Jurgita Adamonyté (Hansel) and Ailish Tynan (Gretel).with, lurking between them, and getting hot and bothered, Adrian Thompson (The Witch), Picture: Robert Workman

Hansel and Gretel

Welsh National Opera

Birmingham Hippodrome


HANSEL and Gretel is a fairy tale opera by nineteenth-century composer Engelbert Humperdinck, based on the eponymous Grimm brothers' fairy tale.

The first four rows of the stalls at the Hippodrome had been removed to accommodate a full orchestra in a pit packed with musicians, and burgeoning with the sounds of the rich score, a Strauss influence noticeably present. What a delight it is with a visit from WNO to have a full orchestra playing at Opera.

The Grimm brothers fairy tale is grotesque and macabre, and this production does those values full justice. Gretel (Ailish Tynan ) and Hansel (Jurgita Adamonyté) lead the production playing children with no awkwardness, the latters’ mezzo soprano a delight, their combination oozing innocence and adventure.

The set opens, stark and austere and ends in an industrial kitchen with a finale so appalling, that Quentin Tarantino would have hesitated to pitch it for one of his films.
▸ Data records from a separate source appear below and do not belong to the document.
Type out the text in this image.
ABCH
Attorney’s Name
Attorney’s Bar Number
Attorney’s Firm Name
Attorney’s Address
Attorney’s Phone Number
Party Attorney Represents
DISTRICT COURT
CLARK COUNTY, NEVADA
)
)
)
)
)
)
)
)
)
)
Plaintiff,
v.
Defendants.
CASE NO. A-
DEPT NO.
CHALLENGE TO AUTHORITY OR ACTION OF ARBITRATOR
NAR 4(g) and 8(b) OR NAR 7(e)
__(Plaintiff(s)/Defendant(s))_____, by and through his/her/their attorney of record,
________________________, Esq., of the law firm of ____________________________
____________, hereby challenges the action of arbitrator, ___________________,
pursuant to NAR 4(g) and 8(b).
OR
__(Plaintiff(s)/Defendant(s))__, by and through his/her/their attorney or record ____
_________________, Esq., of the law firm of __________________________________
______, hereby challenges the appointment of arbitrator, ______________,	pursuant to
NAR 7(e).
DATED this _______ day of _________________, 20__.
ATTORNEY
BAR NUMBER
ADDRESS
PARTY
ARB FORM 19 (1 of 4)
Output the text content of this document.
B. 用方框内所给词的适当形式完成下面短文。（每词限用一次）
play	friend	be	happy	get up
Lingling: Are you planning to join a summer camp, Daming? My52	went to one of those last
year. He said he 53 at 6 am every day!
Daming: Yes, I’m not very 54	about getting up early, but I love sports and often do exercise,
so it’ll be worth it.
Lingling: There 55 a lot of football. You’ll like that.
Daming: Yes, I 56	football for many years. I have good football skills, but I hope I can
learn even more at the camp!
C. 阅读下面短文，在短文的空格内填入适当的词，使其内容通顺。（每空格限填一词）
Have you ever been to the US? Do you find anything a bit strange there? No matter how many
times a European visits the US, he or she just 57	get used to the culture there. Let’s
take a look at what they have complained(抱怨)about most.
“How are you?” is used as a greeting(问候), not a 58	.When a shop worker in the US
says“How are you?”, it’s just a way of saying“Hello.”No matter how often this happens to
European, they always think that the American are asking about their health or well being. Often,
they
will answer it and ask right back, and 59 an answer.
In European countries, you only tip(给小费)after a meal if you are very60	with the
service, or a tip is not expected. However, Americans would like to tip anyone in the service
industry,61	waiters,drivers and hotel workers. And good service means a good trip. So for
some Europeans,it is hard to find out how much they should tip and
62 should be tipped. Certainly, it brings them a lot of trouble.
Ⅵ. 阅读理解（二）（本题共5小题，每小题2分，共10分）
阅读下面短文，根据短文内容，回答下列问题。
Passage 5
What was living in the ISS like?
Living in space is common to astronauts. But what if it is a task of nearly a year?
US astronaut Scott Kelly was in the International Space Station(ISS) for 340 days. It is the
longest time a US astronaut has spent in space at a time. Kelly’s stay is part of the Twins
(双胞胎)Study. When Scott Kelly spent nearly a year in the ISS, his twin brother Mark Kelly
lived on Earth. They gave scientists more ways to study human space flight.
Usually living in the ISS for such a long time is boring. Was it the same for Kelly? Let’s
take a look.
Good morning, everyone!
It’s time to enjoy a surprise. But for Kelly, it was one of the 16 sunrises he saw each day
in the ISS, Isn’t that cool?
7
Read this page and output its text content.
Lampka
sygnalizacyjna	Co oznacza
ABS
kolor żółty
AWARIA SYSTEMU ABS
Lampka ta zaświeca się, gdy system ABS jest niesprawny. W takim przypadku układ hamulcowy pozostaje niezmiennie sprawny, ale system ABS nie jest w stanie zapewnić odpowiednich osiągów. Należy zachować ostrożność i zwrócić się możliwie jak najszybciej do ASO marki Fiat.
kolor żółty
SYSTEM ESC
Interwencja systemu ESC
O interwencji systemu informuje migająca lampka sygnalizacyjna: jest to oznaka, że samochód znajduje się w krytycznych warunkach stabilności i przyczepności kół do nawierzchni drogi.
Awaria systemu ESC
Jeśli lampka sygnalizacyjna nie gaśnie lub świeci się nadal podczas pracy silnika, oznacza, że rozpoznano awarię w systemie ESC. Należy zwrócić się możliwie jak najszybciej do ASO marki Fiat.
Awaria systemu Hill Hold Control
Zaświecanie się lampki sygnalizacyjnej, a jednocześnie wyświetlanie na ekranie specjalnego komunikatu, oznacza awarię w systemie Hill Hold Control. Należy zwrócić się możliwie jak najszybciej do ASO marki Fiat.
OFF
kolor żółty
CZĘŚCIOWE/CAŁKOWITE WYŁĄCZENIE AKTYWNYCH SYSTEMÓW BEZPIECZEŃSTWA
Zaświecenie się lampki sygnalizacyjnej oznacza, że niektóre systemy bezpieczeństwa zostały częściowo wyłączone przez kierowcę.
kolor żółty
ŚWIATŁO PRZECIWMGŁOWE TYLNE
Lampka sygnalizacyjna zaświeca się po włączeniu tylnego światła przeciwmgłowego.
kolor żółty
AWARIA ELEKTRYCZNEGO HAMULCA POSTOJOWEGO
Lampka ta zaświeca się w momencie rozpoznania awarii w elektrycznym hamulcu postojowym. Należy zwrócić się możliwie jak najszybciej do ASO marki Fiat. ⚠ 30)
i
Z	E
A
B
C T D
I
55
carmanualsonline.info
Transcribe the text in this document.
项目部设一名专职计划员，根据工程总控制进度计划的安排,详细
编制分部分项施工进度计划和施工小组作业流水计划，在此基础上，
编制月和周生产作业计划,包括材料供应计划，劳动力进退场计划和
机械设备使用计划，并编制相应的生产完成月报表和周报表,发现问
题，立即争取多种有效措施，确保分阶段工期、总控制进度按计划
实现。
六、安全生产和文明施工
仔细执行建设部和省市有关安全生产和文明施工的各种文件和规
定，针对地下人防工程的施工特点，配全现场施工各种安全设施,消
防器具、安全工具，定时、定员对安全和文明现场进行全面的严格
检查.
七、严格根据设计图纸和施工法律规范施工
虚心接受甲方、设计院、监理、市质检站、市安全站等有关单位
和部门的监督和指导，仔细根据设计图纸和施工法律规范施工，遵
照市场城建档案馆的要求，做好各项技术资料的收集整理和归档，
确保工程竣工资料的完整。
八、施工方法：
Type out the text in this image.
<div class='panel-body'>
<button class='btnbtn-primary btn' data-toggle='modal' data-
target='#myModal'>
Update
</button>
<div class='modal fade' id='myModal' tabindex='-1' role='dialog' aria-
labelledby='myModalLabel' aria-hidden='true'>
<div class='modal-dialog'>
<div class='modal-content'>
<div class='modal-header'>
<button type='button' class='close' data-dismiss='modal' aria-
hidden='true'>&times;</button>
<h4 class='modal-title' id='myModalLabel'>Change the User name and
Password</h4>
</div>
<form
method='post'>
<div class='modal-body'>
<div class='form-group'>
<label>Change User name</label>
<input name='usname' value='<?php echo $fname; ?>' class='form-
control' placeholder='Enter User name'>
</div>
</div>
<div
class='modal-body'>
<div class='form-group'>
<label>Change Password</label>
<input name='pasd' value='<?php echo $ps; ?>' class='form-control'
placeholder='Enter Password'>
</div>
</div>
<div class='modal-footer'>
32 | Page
Director Richard Jones’s vision is ambitious, and delivered. Conductor Lothar Koenigs leads the magnificent orchestra to produce a light, sensitive nuanced tone against a bleak backdrop, from which the twee rustic idyll of other productions has been stripped.

Adrian Thompson’s witch is a winning comic vision, twerking, smirking and luring before her demise, an end which is gross out humour at its basest. However the most accomplished and complete scene was the Abendsegen (Evening Benediction) from Act 2. The melody has a childlike simplicity, the Wagnerian harmonies soar, and for a moment you are transported to church and back to your own childhood where an evening prayer can fend off bad dreams.

Elsewhere the set pieces are presented in some style. Actors lurk dressed as trees, a banquet is served by a fish and fat headed chefs while The Sandman (Meriel Andrew) stalks a banquet table, caressing a skeletal spectre.

This is a magnificent production and a timely reminder of how good composer Engelbert Humperdink was. Gluttony, greed, self-indulgence and excess are all gloriously explored, a triumph for the Welsh National Opera.

It tours until 11 April alongside performances of The Magic Flute and Chorus!, a chance for the chorus to shine in their own right.